Monday, 8 July 2013

The last few years of literary festivals?

Thank you to all those who made it to my session this afternoon at Ways With Words in Dartington Hall, which was magical in a whole range of ways.  The dreamy sunshine on the lawn, the otherworldly atmosphere of Dartington – heavens, I even slept in a medieval bed.  It was almost News from Nowhere in reverse.

My session on the middle classes was great fun and lively and I’m ever so grateful to everyone for coming.  I will be doing a rather different version of the middle class performance at the Edinburgh Book Festival in August.

But it was poignant as well.  I realised, sitting in the sun, that the vast majority of people who had come to the festival to listen to me, Ann Widdecombe and Roy Hattersley (a strange combination), were retired people on full final salary pensions. 

The perfect storm that is about to sweep away the middle class lifestyle for the next generation will also sweep away these final salary pensions – in fact, they have already been swept away.

The average pension pot in the UK is now £25,000, enough to pay out about £1,250 a year.  If the whole literary and cultural economy depends on pensioners having disposal income – and I believe much of it does – then it will not exist.

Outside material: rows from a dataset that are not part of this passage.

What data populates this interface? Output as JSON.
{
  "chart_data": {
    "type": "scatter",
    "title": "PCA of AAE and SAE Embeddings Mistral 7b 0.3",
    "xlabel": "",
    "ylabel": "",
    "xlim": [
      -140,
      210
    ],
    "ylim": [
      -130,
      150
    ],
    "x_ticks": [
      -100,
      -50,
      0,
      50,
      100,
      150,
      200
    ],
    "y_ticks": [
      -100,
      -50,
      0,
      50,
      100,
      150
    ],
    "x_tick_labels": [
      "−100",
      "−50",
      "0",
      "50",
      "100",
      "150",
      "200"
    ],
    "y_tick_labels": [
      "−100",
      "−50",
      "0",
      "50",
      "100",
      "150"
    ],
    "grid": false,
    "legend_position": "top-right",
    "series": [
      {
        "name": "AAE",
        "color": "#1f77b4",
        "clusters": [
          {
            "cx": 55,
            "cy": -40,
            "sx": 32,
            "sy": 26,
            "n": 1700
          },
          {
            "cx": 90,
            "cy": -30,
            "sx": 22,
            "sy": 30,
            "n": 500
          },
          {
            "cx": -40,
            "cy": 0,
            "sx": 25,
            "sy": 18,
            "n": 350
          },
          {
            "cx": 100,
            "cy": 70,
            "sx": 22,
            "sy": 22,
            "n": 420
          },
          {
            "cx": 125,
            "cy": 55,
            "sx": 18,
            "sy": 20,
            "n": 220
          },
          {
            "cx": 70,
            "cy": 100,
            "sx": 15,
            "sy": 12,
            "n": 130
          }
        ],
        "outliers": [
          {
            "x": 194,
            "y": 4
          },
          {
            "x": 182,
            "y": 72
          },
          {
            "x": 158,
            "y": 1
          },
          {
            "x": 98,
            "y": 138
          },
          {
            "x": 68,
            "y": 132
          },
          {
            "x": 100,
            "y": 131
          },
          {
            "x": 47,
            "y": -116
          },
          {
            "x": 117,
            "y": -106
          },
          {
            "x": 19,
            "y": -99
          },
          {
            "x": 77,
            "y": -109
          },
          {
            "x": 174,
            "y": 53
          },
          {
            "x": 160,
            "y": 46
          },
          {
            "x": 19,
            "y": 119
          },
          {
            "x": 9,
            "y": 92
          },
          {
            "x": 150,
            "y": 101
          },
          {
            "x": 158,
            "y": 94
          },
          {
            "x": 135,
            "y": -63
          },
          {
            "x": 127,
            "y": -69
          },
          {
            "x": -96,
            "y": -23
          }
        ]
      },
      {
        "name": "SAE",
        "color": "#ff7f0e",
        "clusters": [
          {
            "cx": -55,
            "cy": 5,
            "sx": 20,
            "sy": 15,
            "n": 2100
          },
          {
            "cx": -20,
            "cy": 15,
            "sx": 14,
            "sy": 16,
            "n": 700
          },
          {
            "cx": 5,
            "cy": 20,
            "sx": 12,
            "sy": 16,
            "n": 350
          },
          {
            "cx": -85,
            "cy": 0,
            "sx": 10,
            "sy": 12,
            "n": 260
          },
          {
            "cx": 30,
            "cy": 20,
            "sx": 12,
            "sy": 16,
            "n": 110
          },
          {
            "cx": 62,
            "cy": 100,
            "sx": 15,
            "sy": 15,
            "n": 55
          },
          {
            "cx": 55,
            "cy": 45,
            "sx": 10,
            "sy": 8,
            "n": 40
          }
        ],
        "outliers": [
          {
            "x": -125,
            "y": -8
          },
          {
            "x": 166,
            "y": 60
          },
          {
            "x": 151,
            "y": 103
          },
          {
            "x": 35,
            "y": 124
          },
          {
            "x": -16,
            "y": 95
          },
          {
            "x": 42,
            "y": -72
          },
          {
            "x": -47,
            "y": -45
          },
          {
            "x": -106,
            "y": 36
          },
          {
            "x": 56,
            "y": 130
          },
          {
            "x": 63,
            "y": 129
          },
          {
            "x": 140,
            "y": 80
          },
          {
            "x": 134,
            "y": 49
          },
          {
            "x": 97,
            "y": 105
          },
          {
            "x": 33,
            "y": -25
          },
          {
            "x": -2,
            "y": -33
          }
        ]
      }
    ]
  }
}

Those of us born between 1920 and 1950 have created that leisured, cultured world, because of generous pensions, paid for by employers, that no longer exist.  It is more than sad to see it go: it will be a disaster for the UK, dependent than much more on the largesse of Chinese and Qatari investors and the books and culture that they happen to like, and are written for them as an audience.

But then, we shouldn’t write off the middle classes quite so soon.  They have an amazing ability to adapt and survive – and it is precisely how they are going to do that which my book Broke sets out.


There is a way out.  Now we have to actually take it.